Sportstars mit Handicap 399 Premier-League-Spiele mit Tourette-Syndrom

Von Jan Arnet

19.5.2020

Tim Howard absolvierte für Everton und Manchester United 399 Premier-League-Spiele.
Tim Howard absolvierte für Everton und Manchester United 399 Premier-League-Spiele.
Bild: Getty

In einer mehrteiligen Serie erzählt «Bluewin» die Geschichten von Sportlern, die es trotz eines Handicaps weit gebracht haben. Teil 1: Tim Howard.

Tim Howard hat auch mit 41 Jahren noch nicht genug. Im März dieses Jahres unterschrieb der langjährige US-Nati-Goalie einen Vertrag beim amerikanischen Zweitligisten Memphis 901. Da dürfte er die letzten seiner inzwischen über 600 Profi-Fussball-Spiele absolvieren. 

Dass Howard überhaupt Profi wurde, grenzt an ein Wunder. Denn seit seinem zehnten Lebensjahr leidet der Keeper unter dem Tourette-Syndrom – einer Erkrankung des Nervensystems, bei der es zu wiederholten Bewegungen oder ungewollten Lautäusserungen kommt.

«Beim Training und im Spiel kommt es vor, dass entweder ein Arm, der Hals oder ein Auge heftig zuckt. Meist ganz plötzlich.

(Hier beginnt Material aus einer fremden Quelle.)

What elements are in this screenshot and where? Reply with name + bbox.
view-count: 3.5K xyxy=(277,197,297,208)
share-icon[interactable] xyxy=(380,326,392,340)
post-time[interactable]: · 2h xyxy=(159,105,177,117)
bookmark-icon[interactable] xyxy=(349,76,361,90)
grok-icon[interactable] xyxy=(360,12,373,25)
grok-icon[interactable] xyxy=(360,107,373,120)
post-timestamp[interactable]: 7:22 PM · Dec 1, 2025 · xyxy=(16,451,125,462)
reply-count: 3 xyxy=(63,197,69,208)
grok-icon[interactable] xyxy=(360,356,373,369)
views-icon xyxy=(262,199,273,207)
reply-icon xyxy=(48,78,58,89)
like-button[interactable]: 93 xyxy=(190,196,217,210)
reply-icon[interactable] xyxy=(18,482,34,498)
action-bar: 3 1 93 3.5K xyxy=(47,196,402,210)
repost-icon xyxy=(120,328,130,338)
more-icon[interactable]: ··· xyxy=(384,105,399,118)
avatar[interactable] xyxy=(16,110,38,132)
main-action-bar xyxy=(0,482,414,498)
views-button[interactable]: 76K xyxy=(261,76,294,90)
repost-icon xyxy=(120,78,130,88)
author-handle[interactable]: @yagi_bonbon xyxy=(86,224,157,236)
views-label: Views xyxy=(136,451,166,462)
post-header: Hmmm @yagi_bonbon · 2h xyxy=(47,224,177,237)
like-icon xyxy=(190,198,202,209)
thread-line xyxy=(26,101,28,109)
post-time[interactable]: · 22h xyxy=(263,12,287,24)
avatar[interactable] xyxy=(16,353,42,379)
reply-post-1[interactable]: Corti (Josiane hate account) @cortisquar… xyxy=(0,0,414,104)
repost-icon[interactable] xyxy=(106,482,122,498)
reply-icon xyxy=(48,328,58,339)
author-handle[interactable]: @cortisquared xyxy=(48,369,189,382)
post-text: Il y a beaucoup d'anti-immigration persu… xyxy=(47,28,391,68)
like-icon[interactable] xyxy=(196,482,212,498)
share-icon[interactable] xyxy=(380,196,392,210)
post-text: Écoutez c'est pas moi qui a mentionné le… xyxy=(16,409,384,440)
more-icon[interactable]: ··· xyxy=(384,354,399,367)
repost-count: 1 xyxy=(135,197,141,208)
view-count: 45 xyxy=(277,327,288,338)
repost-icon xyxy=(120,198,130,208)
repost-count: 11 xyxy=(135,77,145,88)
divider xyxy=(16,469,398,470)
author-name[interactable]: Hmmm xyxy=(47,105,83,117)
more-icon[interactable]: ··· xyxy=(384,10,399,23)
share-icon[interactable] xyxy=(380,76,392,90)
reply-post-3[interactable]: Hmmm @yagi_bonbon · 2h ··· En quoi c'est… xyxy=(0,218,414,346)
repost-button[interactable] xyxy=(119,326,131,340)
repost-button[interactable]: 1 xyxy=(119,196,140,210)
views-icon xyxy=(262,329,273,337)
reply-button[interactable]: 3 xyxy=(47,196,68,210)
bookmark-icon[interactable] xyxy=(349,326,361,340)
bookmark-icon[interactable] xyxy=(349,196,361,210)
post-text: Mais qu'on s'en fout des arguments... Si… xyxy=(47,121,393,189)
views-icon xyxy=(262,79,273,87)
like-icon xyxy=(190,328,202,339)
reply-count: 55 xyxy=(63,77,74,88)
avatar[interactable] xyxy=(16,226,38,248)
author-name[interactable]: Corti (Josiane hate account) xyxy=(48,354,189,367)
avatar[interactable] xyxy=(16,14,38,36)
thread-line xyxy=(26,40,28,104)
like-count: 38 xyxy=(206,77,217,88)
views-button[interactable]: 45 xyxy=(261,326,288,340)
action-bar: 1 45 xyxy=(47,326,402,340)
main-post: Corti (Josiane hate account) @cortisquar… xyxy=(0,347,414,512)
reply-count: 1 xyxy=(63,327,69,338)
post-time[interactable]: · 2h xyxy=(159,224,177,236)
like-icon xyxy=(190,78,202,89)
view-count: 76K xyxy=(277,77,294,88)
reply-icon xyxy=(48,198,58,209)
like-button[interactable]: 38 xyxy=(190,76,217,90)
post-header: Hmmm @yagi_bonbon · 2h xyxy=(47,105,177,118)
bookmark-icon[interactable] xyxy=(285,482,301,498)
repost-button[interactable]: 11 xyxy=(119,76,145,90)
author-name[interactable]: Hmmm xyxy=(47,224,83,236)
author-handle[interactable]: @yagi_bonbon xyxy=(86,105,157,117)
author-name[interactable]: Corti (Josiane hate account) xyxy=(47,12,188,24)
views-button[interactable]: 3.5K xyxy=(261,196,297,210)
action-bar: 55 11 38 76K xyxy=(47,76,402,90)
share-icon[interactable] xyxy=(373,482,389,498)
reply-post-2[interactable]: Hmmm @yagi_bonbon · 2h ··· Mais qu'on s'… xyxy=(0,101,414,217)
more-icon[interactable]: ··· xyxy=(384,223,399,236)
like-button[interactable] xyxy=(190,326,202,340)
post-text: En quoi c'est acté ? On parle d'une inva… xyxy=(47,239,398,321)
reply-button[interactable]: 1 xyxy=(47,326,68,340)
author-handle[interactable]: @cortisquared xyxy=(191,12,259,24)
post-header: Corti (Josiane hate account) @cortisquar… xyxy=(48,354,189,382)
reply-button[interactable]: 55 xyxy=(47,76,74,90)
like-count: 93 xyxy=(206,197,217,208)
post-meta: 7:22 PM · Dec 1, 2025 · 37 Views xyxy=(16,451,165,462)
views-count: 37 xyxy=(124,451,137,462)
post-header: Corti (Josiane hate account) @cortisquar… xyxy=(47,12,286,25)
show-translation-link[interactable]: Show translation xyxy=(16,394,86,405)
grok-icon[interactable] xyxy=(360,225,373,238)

Manchmal ziehen sich auch einige Muskeln zusammen», sagte Howard vor sieben Jahren dem «Spiegel». Damals war er noch Stammtorhüter beim Premier-League-Klub Everton, für den er wettbewerbsübergreifend mehr als 400 Spiele bestritt, und der US-amerikanischen Nationalmannschaft, für die er 121 Länderspiele absolvierte. 

Hastige Zuckungen mitten im Spiel 

Seit Jahren steht Howard in der Öffentlichkeit, dennoch wissen wohl nur die wenigsten Fans, dass der Keeper an einer Verhaltens- und Emotionsstörung leidet. Doch der 41-Jährige spürt die Symptome seiner Krankheit auch unmittelbar vor und während eines Spiels. «Mein Körper ist angespannter als sonst, meine Muskeln kontrahieren öfter, und ich mache häufiger eine hastige Bewegung», erzählte er. «Solange das Geschehen nicht direkt vor meiner Nase abläuft, lasse ich den Arm zucken.»

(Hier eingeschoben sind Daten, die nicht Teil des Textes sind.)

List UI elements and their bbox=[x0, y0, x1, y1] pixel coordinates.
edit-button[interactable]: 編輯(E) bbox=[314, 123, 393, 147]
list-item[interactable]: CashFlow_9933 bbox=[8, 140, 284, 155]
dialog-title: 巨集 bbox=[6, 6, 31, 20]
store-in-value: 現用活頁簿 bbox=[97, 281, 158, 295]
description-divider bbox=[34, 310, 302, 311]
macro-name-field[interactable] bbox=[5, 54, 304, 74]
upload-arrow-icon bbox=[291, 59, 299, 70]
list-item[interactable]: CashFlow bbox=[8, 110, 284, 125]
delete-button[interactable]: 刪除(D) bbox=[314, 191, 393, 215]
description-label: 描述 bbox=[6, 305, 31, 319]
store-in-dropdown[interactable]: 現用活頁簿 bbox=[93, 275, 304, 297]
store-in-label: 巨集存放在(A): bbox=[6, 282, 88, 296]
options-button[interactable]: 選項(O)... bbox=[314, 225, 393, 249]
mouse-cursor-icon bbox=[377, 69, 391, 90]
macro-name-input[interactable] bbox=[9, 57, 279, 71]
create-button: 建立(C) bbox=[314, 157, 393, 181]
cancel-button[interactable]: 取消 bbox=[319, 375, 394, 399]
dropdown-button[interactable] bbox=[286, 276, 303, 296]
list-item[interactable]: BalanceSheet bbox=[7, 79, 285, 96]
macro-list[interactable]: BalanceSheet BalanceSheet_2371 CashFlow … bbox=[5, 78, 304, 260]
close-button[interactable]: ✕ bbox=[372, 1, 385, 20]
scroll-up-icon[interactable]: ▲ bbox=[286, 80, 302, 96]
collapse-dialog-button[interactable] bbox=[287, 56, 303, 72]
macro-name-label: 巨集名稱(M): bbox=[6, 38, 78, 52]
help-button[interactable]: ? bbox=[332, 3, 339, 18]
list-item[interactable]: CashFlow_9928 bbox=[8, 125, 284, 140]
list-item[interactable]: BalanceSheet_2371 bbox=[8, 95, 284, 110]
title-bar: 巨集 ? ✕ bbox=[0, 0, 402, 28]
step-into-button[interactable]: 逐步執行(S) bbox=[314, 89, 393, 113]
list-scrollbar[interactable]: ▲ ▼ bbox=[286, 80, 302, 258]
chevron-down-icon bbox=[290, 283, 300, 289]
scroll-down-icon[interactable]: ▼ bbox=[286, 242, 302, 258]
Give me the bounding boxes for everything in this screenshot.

Kurioserweise kann er sich und seinen Körper ausgerechnet dann vollständig kontrollieren, wenn es brenzlig wird. «Kommt der Ball in meine Nähe, bin ich voll da. Es ist kurios: Sobald es vor dem Tor ernst wird, habe ich keine Zuckungen, dann gehorchen meine Muskeln.» Auch die Ärzte konnten ihm dieses Phänomen nie erklären. In seiner Zeit bei Everton (2007 bis 2016) haben ihn sogar Professoren auf dem Trainingsgelände besucht, die mit dem Goalie sprechen und die Krankheit weiter erforschen wollten.

Howards «Glück» ist, dass er anders als viele andere Menschen, die am Tourette-Syndrom leiden, keine unkontrollierten Flüche und Schimpfwörter ausspricht. Ab und zu muss er heftig und laut husten, das sei sein einziger «vokaler Tic». Festgestellt wurde die neurologisch-psychiatrische Störung, als Howard zehn Jahre alt war. «Ich habe Taschen voller Steine mit nach Hause gebracht. Oft habe ich auch mein Spielzeug in einer bestimmten Reihenfolge geordnet oder die Linien auf einem Blatt Papier gezählt.»

Schmähungen der englischen Presse getrotzt

Das Leben mit Tourette-Syndrom ist dem zweifachen US-Fussballer des Jahres (2008, 2014) nicht unangenehm. Im Gegenteil. Einmal sagte er: «Wenn ich morgen ohne die Krankheit aufwachen würde, wüsste ich nicht, was ich mit mir anfangen sollte.» Bei «In Depth with Graham Bensinger» erklärte Howard später diese Aussage wie folgt: «Das gehört einfach zu mir. Ich mag, was ich bin und wer ich bin. Die Krankheit gehört zu meiner Persönlichkeit.»

Vielleicht auch deshalb konnte der US-Amerikaner die Schmähungen englischer Medien, die Howard vor seinem Wechsel zu Manchester United im Sommer 2003 als «Behinderten» und «fluchenden Keeper» bezeichnet hatten, gut wegstecken. «Ich brauche heute keinen seelischen Beistand und kein Mitleid, und das benötigte ich auch damals nicht», sagte er dem «Spiegel». Er sehe sich selbst als positives Beispiel dafür, dass das Tourette-Syndrom kein Leiden sein muss. «Es ist nur ein Zustand, der es trotzdem jedem erlaubt, sich seinen Traum zu erfüllen.»